Tuesday, March 18, 2014

Got a Bratty Kid?


Arg. Don't you just cringe when you encounter a kid who can't see beyond their eyebrows and elbows? They can be a preschooler, pre-teen or professional teen. No matter what, it's just a stab in your heart to find out your very own kid is a big fat selfish brat.

If you are such a parent that can recognize your kid's brattiness, congratuations! Most will do anything to cover up or ignore this awful truth. Better instead that you get it and know how to pray and react.

Who in the world wants to give a nod to the sullen fact that their kid is such a disappointment in this category?  Maybe only their recent behavior is the reason. Maybe their whole life is the reason. Maybe it's somewhere in-between. No matter what, hats off to parents who acknowledge and stop protecting or ignoring this truth.

No matter when you realize that you have a home-grown brat, I refuse to believe it is ever too late to introduce reality parenting and nip this nasty right off the vine.

Now that you have taken a deep breath and acknowledged what others already know, let's get to work. My guess is that you probably already know why your kid is such a brat. Have they been over indulged?  Have they ever been told "no" or "wait'? Can they interrupt you at any time or are they the center of your bragging universe? Yep. That's why. And if you recently added another sibling to the family mix, that's another double-why.

A brat is someone that only thinks of themselves and has not yet learned there are other people in the world. It is well past the time to introduce this truth.

Any easy first lesson is to tell your child that they have to wait for (insert numerical age here) minutes until snack. Set your smart phone timer for that number of minutes. They can occupy themselves at the table in any quiet way, but in silence. If they talk, you don't - and you reset the timer. Keep going until they do it and congratulate them for a good job waiting. Do this every day for a week and extend the time. After a week, promise them a special outing (movie, zoo, park) to take place in another week and teach them to count down the days. Congratulate them for a good job anticipating,

Okay, so they are on track for waiting and anticipating on their own. Now add in people. Play family games and model what it is like to be a good sport and play fair. Keep going. For me, nothing gets a kid's attention like when I act like the worst example of what I am trying to teach. They jump in and start telling me how to behave. You could act selfish and pouty and see what your kid does. The goal is to get them to see what others's feel like and curb that behavior. Be sure to arch your eyebrows and give them a knowing look when they arrive at this conclusion.

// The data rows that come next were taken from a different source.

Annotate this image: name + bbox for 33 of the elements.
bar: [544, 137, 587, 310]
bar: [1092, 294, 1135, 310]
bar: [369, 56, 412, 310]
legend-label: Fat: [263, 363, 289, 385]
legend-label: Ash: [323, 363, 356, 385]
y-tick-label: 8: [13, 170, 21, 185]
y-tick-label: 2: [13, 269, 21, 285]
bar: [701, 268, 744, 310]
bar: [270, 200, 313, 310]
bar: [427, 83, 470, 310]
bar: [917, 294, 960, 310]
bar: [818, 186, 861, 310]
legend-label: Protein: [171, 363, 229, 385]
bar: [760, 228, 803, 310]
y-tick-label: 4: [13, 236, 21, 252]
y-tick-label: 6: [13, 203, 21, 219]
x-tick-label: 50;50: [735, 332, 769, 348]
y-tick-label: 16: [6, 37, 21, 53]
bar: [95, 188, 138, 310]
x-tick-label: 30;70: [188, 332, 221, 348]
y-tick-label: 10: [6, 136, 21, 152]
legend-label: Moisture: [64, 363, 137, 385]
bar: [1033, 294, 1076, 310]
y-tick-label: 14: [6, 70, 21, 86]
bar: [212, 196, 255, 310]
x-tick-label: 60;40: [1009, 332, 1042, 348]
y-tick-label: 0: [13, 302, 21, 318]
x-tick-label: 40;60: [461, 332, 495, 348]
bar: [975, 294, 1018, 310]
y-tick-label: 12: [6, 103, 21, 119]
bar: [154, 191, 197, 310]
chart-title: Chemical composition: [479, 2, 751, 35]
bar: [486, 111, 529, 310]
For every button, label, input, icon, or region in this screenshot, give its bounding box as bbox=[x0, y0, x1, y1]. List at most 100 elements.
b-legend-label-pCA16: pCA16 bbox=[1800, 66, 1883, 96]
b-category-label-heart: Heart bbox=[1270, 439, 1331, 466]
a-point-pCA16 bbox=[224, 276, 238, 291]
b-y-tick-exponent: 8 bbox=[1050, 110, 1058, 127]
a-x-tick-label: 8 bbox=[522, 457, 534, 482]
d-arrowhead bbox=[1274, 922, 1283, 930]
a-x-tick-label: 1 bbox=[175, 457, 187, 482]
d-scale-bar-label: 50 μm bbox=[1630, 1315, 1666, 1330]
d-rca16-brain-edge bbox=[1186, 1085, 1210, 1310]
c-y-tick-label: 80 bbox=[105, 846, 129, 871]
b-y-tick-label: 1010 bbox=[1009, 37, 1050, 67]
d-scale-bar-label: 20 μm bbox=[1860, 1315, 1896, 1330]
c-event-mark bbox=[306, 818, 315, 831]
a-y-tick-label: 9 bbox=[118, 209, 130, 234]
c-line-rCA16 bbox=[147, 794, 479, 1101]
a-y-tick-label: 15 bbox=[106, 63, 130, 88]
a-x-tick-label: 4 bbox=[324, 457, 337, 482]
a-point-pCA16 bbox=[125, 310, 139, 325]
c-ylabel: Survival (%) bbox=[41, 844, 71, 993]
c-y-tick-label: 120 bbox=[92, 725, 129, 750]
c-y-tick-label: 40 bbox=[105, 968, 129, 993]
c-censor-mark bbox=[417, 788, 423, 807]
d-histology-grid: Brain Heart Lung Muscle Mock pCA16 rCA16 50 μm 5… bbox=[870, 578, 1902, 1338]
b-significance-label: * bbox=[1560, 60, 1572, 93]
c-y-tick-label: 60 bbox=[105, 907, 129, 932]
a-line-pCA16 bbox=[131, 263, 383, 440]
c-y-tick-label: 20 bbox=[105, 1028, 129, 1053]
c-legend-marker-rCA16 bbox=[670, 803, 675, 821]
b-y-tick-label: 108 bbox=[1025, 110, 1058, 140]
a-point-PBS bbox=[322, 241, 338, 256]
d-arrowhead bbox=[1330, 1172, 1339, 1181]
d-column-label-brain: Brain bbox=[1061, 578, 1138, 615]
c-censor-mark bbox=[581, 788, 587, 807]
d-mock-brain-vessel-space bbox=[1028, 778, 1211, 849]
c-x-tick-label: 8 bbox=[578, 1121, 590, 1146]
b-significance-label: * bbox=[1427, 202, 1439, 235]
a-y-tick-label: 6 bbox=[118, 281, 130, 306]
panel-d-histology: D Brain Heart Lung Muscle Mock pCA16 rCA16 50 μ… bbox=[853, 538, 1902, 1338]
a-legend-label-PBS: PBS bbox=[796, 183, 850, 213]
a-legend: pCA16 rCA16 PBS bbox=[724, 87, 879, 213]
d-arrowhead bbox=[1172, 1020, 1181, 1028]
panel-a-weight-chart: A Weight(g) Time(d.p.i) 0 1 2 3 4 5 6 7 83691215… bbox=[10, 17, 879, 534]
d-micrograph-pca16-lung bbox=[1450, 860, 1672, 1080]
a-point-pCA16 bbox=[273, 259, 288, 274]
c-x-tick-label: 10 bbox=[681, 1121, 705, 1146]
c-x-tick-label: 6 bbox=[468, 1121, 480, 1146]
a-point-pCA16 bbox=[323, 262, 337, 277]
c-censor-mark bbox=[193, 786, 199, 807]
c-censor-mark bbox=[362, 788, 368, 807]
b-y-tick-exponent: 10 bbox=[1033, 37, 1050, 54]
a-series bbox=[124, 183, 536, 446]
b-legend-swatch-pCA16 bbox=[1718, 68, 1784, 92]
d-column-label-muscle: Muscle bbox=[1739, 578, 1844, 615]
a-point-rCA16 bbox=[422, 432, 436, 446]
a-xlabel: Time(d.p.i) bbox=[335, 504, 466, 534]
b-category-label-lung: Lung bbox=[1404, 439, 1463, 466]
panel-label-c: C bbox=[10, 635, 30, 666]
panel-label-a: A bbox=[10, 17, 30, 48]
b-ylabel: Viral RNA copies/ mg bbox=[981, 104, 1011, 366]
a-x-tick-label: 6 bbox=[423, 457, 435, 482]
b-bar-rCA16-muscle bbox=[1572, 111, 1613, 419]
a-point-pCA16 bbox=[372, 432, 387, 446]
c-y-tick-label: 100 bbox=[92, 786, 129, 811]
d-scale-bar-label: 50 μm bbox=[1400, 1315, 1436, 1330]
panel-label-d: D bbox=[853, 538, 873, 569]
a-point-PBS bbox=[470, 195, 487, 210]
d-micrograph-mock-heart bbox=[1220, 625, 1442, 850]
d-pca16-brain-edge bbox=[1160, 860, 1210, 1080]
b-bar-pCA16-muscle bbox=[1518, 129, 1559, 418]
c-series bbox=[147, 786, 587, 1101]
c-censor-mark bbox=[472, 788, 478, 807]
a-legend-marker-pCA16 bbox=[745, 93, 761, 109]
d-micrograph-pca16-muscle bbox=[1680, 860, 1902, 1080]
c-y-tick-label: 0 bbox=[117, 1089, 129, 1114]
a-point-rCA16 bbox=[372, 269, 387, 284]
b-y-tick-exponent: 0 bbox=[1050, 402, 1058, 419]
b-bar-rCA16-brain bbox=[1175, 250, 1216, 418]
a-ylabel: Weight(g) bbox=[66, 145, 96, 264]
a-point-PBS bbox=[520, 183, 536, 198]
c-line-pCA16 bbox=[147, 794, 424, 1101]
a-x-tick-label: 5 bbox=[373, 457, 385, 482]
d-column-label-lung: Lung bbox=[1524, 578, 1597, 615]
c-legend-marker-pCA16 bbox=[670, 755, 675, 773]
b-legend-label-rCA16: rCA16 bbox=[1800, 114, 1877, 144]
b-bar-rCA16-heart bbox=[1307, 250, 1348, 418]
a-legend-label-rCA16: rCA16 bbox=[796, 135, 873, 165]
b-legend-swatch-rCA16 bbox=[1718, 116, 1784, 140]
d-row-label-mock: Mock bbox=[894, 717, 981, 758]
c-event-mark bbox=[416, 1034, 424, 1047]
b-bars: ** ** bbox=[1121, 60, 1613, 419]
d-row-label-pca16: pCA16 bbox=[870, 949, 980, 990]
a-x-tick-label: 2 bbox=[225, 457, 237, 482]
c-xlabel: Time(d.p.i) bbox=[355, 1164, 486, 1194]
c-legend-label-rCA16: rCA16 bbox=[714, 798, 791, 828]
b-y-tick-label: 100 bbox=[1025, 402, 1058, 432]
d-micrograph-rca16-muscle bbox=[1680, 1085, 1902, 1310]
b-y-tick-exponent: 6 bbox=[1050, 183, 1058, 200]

Still having trouble with selfishness?  The list is endless. Volunteer as a family in your community. Work together to help others. Do yard work or chores as a family to make the house clean for everyone. Have your offender host a party for other kids and model how to be a host and serve others. Teach your kid how to make a grocery list and have them pick out all the items. Teach them how to shop for and cook a family dinner - weekly.

Avoid giving kids everything they want. If they have too much stuff, fill some jumbo trash bags and donate them. Who needs more than 10 outfits? If there are so many toy parts dumped in boxes and you don't know what they go to, they have too many toys. Edit. Limit the number of birthday and Christmas gifts. Some families have their kids do the editing before holidays so there is never more than the same number of toys in active use. They go with their kids to the place they are donating. (Note: Never ever ever give away something broken, dirty or missing pieces. That is called "garbage" and doesn't belong using dollars to be shipped to Africa. If it's garbage to you, it's garbage to everyone else, too. And that goes for clothes and expired food, too.)

Resist the urge to replace a broken or lost item. If your child was behind the loss, they can earn $$$ to replace it if it means that much. How do you tell if you care too much about your child's things or activities? If you find that it means more to you than it does to them.

Finally, do not reward unacceptable behavior with any attention. That includes your comments or narrative. Instead, play deaf. When they wonder why you aren't listening/answering/talking, say "Oh. I am only going to respond to things said in a polite tone." And return to your knitting or whatever else you were doing. Repeat as long as it takes to hear the proper tone and see the appropriate behavior. Then respond.

Thank you for doing your part in reducing the number of entitled people on this planet. We can all do without more grown-up versions as drivers cutting us off and displaying impertinent gestures.